Título: O exportador é um idiota
Autor: Fonseca, Roberto Giannetti da
Fonte: Correio Braziliense, 30/07/2009, Opinião, p. 21

Empresário e economista, presidente da Funcex ¿ Fundação Centro de Estudos de Comércio Exterior e diretor titular de Relações Internacionais e Comércio Exterior da Fiesp

Talvez muitos não saibam, mas já se vão quase quatro décadas do tempo em que os exportadores brasileiros eram considerados heróis. Afinal, eram empresários ousados que, para expandir os negócios, abriam mercados pioneiros mundo afora. Para concorrer com exportadores estrangeiros, era preciso investir em qualidade, viabilizar soluções logísticas complexas, correr risco de crédito e de câmbio.

Não é por saudosismo que invoco essas memórias, mas para referir-me aos tempos em que as exportações brasileiras aumentaram vertiginosamente e deram condições de sobrevivência às contas externas do país nos momentos mais agudos de crise cambial da economia.

Foi em 1986 que percebi que o exportador brasileiro era um idiota.

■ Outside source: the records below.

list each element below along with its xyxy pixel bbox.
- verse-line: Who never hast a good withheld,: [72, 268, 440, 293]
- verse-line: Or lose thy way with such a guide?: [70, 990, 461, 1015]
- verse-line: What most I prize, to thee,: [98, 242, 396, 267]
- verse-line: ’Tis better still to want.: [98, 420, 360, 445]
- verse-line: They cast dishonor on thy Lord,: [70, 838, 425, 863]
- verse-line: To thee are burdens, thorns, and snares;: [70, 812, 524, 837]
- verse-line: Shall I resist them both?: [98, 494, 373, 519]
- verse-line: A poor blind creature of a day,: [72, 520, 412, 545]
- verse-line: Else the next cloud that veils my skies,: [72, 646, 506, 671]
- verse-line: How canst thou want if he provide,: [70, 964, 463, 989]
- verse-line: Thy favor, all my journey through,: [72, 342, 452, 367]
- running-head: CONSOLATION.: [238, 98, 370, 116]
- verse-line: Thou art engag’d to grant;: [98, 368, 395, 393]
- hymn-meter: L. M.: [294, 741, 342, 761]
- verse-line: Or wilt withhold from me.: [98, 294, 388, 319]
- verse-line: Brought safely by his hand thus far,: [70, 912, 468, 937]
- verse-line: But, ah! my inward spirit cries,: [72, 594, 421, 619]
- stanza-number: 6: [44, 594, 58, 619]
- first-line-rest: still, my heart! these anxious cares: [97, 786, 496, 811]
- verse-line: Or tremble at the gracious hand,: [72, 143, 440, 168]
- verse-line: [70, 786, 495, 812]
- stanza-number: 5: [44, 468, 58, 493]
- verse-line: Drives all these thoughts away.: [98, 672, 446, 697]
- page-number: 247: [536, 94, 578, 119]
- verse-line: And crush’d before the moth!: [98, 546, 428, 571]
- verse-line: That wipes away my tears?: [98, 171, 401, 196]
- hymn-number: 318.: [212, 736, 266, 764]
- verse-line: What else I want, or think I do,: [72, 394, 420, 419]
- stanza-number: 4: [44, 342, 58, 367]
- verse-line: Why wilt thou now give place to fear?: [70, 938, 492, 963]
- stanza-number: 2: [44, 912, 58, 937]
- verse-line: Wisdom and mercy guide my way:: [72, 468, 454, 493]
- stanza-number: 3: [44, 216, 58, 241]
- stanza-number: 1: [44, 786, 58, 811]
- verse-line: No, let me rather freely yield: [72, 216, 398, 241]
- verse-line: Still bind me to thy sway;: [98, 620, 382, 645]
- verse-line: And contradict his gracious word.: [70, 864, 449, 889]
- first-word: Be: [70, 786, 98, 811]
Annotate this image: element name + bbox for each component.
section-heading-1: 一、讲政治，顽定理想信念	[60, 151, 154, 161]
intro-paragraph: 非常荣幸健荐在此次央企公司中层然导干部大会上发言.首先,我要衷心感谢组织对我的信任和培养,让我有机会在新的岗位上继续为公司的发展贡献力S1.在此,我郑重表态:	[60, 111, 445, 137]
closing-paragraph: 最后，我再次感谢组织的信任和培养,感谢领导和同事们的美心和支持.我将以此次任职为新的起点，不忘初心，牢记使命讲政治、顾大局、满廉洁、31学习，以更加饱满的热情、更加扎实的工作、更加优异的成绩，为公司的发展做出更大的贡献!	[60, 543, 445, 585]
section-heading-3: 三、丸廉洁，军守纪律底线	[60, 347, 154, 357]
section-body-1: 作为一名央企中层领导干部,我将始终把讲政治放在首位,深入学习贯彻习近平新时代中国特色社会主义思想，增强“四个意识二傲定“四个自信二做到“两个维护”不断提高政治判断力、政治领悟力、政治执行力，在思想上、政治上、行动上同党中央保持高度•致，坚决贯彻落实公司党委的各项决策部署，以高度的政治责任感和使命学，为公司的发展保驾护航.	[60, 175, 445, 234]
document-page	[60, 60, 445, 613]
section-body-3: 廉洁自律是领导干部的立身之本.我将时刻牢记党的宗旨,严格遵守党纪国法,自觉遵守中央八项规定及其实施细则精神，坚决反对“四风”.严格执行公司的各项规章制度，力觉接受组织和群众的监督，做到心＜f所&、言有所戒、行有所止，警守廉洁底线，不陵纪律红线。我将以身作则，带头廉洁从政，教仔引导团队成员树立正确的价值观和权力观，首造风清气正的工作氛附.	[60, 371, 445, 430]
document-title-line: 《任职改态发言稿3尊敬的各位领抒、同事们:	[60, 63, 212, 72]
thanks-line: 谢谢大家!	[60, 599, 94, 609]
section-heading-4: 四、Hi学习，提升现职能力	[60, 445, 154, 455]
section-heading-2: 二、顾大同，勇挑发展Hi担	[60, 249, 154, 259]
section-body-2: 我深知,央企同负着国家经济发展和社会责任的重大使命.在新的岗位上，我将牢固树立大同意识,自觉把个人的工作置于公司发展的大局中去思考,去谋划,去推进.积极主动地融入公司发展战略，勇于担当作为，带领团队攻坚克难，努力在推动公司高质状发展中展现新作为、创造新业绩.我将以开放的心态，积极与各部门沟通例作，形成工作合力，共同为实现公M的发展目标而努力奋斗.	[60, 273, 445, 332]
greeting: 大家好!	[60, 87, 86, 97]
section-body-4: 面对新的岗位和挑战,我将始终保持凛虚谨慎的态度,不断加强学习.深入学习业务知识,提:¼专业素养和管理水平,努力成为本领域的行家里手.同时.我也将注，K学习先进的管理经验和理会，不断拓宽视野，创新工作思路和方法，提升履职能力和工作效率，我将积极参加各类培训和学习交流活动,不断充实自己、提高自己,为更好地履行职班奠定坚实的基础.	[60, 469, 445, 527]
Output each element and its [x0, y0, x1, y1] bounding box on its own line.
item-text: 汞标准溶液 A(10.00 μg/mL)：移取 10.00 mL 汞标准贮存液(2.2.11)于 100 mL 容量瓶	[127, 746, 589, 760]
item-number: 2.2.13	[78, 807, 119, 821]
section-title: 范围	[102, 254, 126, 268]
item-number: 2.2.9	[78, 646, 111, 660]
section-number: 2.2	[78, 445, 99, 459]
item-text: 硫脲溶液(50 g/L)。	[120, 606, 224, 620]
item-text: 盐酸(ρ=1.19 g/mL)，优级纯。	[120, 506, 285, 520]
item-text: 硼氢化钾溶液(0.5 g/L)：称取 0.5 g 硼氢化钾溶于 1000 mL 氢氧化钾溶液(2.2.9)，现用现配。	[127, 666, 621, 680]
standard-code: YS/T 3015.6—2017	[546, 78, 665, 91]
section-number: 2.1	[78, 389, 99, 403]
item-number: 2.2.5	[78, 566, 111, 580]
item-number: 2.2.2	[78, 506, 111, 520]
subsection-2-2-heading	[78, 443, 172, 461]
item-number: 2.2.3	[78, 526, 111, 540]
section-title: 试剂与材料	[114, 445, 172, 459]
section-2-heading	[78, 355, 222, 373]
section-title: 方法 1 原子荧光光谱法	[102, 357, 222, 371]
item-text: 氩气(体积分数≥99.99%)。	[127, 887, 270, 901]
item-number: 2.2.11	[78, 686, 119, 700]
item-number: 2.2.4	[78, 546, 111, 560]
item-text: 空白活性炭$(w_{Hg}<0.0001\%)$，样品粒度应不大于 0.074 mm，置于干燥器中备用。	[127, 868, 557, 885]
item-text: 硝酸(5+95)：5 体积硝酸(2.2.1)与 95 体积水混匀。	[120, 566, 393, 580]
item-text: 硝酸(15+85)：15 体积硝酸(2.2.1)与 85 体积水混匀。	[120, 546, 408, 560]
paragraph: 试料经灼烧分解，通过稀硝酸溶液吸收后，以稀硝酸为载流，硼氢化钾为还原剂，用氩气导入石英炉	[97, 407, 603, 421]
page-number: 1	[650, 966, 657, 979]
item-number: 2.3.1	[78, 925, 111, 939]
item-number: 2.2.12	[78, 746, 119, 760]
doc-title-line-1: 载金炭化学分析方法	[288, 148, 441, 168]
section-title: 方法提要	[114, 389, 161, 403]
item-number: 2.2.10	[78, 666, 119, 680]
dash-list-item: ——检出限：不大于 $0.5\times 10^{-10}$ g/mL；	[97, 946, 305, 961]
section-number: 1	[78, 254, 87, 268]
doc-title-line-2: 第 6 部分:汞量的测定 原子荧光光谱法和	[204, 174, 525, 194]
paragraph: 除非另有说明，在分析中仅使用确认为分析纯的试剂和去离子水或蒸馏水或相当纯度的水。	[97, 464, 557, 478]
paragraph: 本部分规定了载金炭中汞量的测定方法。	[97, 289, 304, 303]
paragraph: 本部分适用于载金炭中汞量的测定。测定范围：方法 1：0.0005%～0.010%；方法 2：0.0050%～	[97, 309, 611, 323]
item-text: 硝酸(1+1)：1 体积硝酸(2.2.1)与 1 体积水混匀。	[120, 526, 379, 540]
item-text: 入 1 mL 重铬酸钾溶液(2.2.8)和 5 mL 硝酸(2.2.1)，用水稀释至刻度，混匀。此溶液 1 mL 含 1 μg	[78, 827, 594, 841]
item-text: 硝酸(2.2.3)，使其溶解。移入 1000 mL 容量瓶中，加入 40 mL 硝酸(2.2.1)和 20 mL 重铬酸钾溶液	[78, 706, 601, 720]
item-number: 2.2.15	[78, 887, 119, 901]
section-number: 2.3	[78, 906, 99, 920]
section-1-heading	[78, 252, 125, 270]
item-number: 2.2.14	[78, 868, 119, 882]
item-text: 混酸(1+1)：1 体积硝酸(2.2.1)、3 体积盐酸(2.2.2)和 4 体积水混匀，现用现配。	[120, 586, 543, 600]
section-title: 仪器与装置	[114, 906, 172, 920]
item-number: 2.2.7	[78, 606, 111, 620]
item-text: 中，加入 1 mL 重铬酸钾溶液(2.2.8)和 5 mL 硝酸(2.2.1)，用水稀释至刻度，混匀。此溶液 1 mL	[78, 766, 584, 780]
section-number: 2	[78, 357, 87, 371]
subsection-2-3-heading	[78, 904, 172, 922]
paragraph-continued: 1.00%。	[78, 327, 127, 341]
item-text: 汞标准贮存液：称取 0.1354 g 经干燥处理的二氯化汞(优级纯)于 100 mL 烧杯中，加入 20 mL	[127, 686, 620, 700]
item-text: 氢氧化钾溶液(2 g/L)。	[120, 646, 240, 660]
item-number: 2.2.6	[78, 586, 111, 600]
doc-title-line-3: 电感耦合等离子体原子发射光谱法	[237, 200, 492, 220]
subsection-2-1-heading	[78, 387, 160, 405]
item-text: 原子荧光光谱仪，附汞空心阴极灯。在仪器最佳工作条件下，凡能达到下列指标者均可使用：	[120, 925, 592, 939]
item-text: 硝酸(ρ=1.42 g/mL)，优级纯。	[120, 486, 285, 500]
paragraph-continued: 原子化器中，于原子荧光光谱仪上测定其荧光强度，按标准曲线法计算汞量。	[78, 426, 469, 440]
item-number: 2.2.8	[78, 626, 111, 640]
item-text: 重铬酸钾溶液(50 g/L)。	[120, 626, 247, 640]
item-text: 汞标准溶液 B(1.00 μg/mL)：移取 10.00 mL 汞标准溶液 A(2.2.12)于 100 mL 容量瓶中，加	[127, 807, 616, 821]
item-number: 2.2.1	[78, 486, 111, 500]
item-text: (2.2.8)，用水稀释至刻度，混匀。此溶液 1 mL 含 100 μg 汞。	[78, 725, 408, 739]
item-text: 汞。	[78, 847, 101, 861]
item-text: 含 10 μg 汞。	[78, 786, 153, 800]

Repentinamente na edição do Plano Cruzado, inventaram que era preciso parar de exportar para que se desse preferência ao mercado interno. Para combater a inflação, entre outras sandices, congelaram a taxa de câmbio por prazo indefinido. Aos exportadores ficou a mensagem: quem quiser continuar exportando com prejuízo que o faça. E os idiotas continuaram.

Em 1988, a Constituição previu imunidades tributárias sobre as exportações, como a do ICMS, do ISS, do IPI e das contribuições sociais (PIS, Cofins, CSSL, CPMF, etc.) e Cide, incidentes sobre as receitas decorrentes de exportação. E novamente os idiotas acreditaram para, logo em seguida, assistirem aos estados se negando a devolver os créditos de ICMS acumulados sobre a pauta de produtos primários e semimanufaturados exportados.

O mesmo fez o governo federal ao criar legislação que resultou no acúmulo de créditos de PIS/Cofins das empresas exportadoras. Enquanto continuamos insistindo em exportar tributos, a maioria dos países industrializados e muitos emergentes aplicam a completa desoneração tributária das exportações por meio de mecanismos permitidos pela OMC conhecidos como tax rebate ou reintegro.

Pois bem, refiro-me agora ao rumoroso caso do Crédito Prêmio de IPI que, apesar do nome, nada tem a ver com prêmio ou com IPI, mas com o tal tax rebate, que reembolsa impostos indiretos não compensados na cadeia produtiva exportadora. Discute-se agora se o Congresso Nacional deveria ou não aprovar nova legislação por meio da MP 460, que poria fim ao litígio que os idiotas dos exportadores insistem em manter.

Os exportadores, por mais de 15 anos, ganharam cerca de 150 processos contra a Fazenda Nacional nos tribunais superiores e acreditaram na Justiça brasileira. Em 2007, em sessão especial do STJ, por 7 votos a 2, os exportadores ganharam de forma terminativa: o Crédito Prêmio não fora extinto em 1983 como alegava a Fazenda. Hoje o Supremo analisa se o Crédito Prêmio acabou em 1990 ou se continua válido.

Mas a Fazenda se recusa a aceitar a decisão e divulga que é vitoriosa nos tribunais. Diz que nunca negociou acordo, mas os idiotas dos exportadores estiveram nos últimos dois anos em mais de 30 reuniões, a convite daquele ministério, achando que era esse o tema que estava sendo tratado. Foram instruídos para que a solução surgisse por iniciativa do Congresso e assim o fizeram.

A emenda proposta é fruto do acordo que a Fazenda reluta em confirmar. Se fosse de lavra exclusiva dos exportadores, por que teria condições tão rigorosas, como prazo de vigência até 2002 em vez de 2009, ou a habilitação somente para empresas litigantes, ou ainda a compensação de créditos tributários a receber exclusivamente contra Dívida Ativa da União, devidamente constituída? A menos que os exportadores fossem declaradamente idiotas, por que teriam se autolimitado?

Sem apresentar nem um cálculo sequer, a Fazenda anunciou que a emenda representa ¿rombo¿ de R$ 288 bilhões. Como poderia ser, se os créditos a receber pelos exportadores não serão pagos à vista e só poderão ser compensados contra valores a pagar ao Fisco?

Pois bem, por unanimidade, situação e oposição aprovaram no Senado a emenda da senadora Lucia Vânia. E, para surpresa, a Fazenda diz que desconhecia o assunto apesar de ter inserido na mesma MP emendas de seu interesse. Cabe perguntar a esta altura quem é que manda neste país? Os governantes eleitos ou a burocracia instalada?

Com a palavra, os senhores deputados, a quem cabe agora decidir o destino dessa peleja tributária. Em breve teremos a resposta.